Department of Surgery, Queen Mary Hospital, 25809The University of Hong Kong, China.
Surg Innov. 2020 Oct;27(5):431-438. doi: 10.1177/1553350620925321. Epub 2020 May 30.
. Endoscopic ultrasound (EUS) and fine-needle aspiration (FNA) are commonly used for assessing pancreatic lesions. This study aimed to evaluate the diagnostic yield and accuracy of endoscopic ultrasound-guided fine-needle aspiration (EUS-FNA) in a single tertiary institution. . Consecutive patients who underwent EUS-FNA of the pancreas at Queen Mary Hospital, Hong Kong, from January 2015 to March 2016 were retrospectively reviewed. Endoscopic findings and FNA results were analysed. For patients who subsequently underwent surgical resection of pancreatic lesion, EUS-FNA diagnoses were compared to histopathological findings of surgical specimens to determine its diagnostic accuracy. . One hundred twelve EUS-FNA were performed in 99 patients within the study time period and were included for analysis. Sixty-six (66.7%) pancreatic lesions were solid in nature and 33 (33.3%) were cystic. The overall diagnostic yield of EUS-FNA was 70.5% (n = 79). On multivariate analysis, more passes of needle were associated with a higher diagnostic yield (odds ratio = 2.000, = .049). 57.1% (n = 64) of EUS-FNA results had an impact on management. Sixteen patients with diagnostic EUS-FNA subsequently underwent surgery for resection of the pancreatic lesion. Upon correlation to the histopathological findings of surgical specimens, there were 12 true-positive, 2 true-negative, 0 false-positive, and 2 false-negative cases. Sensitivity was 85.7%, specificity was 100%, positive predictive value was 100%, and negative predictive value was 50%. The diagnostic accuracy of EUS-FNA was 87.5%. . EUS-FNA is accurate and reliable for diagnosing pancreatic lesions.
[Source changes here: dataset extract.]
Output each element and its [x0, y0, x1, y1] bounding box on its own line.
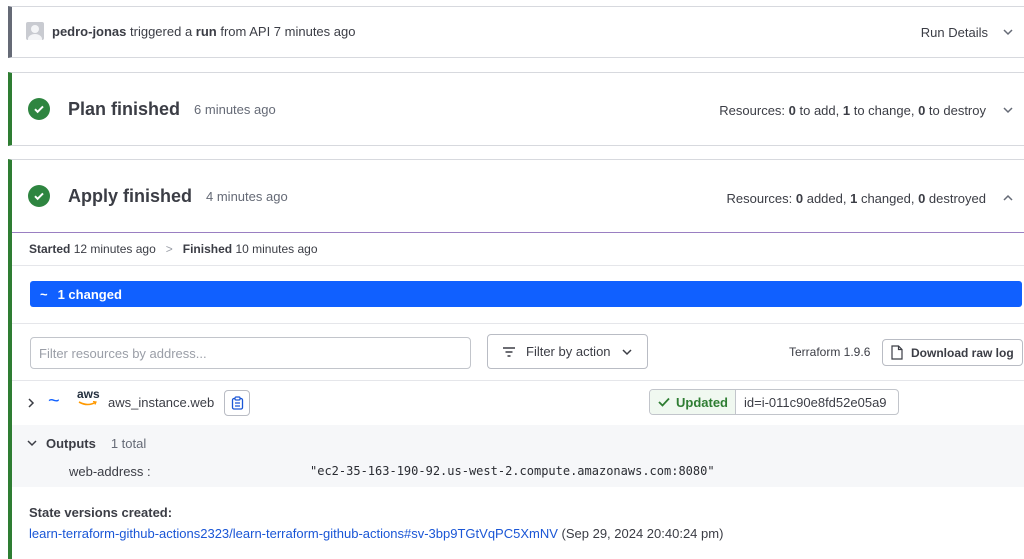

内镜超声(EUS)和细针抽吸(FNA)常用于评估胰腺病变。本研究旨在评估香港玛丽医院单中心内镜超声引导下细针抽吸(EUS-FNA)的诊断效果和准确率。
回顾性分析 2015 年 1 月至 2016 年 3 月在香港玛丽医院行 EUS-FNA 的连续患者。分析内镜所见和 FNA 结果。对于随后行胰腺病变切除术的患者,将 EUS-FNA 诊断与手术标本的组织病理学结果进行比较,以确定其诊断准确性。
在研究期间,共有 99 例患者进行了 112 次 EUS-FNA 检查,纳入分析。66 例(66.7%)胰腺病变为实性,33 例(33.3%)为囊性。EUS-FNA 的总体诊断效果为 70.5%(n=79)。多变量分析显示,更多的针道与更高的诊断效果相关(优势比=2.000,p=0.049)。57.1%(n=64)的 EUS-FNA 结果对治疗有影响。16 例诊断性 EUS-FNA 患者随后因胰腺病变行切除术。与手术标本的组织病理学结果相比较,12 例为真阳性,2 例为真阴性,0 例为假阳性,2 例为假阴性。敏感性为 85.7%,特异性为 100%,阳性预测值为 100%,阴性预测值为 50%。EUS-FNA 的诊断准确率为 87.5%。
EUS-FNA 对胰腺病变的诊断准确可靠。